Elle jeta un regard à son monstre souriant. Ses orbites vides et dégoulinantes gardaient la même expression que d’ordinaire.

— C’est juste un ami, répondit la petite fille.

— Ah bon ? Tu pourras l’inviter à la maison pour nous le présenter.

Lola pencha sa tête bouclé sur le côté. Avec le temps, elle avait conclu que les adultes fonctionnaient comme le vernis à ongles : lorsqu’il était jeune et fraîchement posé, sa fragilité était telle qu’un simple effleurement suffisait à l’émailler. Mais une fois sec et vieilli, il devenait insensible à son environnement, et enlever ces couches de couleur nécessitait de la force et de l’acharnement. Il n’avait donc rien d’étonnant à ce que sa mère ne puisse voir Doki qui s’accrochait la table et mangeait les pieds de chaises. Il fallait être indulgent avec les adultes.

Parfois, les monstres existaient pour être l’opposé de celui qu’ils hantaient. Doki, lui, constituait une nouvelle classe de créatures, quelque chose d’à part. Lorsqu’il mangeait, Lola n’avalait rien, lorsqu’il riait, Lola pleurait, mais lorsqu’il dormait, la petite fille faisait de même. Ils s’accompagnaient dans leurs insomnies mutuelles et ponctuaient leurs nuits d’étoiles noires et d’orages déchirants.

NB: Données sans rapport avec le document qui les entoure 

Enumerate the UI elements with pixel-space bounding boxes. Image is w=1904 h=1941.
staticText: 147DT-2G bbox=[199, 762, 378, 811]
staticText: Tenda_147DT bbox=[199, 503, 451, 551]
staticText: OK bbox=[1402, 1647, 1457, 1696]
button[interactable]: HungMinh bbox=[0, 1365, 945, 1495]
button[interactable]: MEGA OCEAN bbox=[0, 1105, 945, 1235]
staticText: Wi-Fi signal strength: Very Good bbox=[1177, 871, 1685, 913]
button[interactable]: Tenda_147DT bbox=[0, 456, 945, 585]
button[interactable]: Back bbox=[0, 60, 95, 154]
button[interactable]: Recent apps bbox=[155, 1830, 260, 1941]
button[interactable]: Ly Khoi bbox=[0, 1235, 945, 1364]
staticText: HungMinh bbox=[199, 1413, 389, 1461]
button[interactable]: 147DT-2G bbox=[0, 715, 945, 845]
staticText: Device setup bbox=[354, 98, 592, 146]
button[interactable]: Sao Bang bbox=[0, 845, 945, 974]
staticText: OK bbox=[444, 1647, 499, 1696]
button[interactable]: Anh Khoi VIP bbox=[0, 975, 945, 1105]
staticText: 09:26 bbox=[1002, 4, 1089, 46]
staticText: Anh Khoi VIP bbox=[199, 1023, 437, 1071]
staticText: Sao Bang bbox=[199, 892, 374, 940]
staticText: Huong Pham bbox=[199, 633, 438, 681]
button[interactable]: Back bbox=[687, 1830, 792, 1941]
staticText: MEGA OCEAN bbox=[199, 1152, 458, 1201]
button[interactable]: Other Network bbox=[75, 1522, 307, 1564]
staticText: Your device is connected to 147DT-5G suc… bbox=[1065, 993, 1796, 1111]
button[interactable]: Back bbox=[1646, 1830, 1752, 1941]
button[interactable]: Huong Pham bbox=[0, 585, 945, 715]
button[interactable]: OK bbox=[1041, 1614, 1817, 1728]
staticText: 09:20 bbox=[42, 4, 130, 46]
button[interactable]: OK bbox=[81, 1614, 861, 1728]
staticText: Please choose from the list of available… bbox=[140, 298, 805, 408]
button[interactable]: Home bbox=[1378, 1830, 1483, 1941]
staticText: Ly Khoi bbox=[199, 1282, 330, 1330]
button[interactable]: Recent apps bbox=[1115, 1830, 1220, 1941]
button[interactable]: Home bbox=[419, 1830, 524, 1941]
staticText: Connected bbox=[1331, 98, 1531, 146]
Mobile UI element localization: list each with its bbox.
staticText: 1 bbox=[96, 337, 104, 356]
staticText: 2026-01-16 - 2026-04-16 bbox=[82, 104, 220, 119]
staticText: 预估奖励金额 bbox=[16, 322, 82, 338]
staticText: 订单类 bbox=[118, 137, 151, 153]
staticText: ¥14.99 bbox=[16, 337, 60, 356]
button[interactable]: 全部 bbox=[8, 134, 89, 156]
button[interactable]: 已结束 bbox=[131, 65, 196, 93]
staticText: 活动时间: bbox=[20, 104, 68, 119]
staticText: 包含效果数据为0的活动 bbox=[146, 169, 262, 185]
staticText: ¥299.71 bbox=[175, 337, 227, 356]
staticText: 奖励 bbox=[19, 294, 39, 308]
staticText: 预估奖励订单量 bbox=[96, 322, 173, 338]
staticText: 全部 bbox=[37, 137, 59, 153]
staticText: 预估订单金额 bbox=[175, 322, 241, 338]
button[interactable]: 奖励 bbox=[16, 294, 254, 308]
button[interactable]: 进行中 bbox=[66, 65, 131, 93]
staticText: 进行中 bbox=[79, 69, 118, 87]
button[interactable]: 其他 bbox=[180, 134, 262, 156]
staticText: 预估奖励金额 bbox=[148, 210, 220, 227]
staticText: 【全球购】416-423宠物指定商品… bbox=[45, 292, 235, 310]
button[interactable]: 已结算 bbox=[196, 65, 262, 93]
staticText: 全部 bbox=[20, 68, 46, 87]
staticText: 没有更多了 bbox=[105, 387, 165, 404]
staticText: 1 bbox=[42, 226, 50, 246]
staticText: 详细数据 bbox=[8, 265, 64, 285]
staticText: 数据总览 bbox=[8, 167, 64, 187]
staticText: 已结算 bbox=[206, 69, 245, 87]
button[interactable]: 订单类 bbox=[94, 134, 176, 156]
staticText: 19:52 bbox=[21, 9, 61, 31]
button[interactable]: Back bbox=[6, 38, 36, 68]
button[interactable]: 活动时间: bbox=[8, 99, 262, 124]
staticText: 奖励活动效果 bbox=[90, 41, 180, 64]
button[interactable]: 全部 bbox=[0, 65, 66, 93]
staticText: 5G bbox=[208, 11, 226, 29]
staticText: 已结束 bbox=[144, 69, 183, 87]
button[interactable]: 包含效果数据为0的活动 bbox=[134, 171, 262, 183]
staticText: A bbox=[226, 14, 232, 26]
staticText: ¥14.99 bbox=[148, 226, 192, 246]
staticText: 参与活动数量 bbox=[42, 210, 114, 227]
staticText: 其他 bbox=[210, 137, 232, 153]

Après le repas, Lola s’assit dans son lit, collée contre Doki. Le soleil couché, son monstre grandissait beaucoup. La petite fille se plaisait à penser qu’il était comme un vampire sensible à la lumière du jour. Il s’était aujourd’hui décidé à envahir la moitié de la pièce. De ses yeux sanguinolents tombaient de longues traînées bordeaux, des filaments gluants qui s’écrasaient sur le parquet sans un bruit. Indifférente, ou peut-être habituée, Lola se détourna du spectacle macabre pour lire l’un de ses livres préférés : Elmer. Elle relisait souvent l’histoire de cet éléphant coloré qui souhaitait devenir gris. La petite fille regrettait de faire partie de la masse grise qui devait se teindre la peau pour se donner l’impression d’être unique. Elle parcourait le livre une fois de plus, tandis que Doki griffait les murs.

Lola releva soudain la tête et dévisagea sa créature. Elle lui demanda d’arrêter de lacérer ses armoires. Il la fixa, il sourit, encore, puis la rejoint sur le lit. La petite fille éteint la lumière et se faufila sous les draps où l’attendait Doki et ses griffes acérées.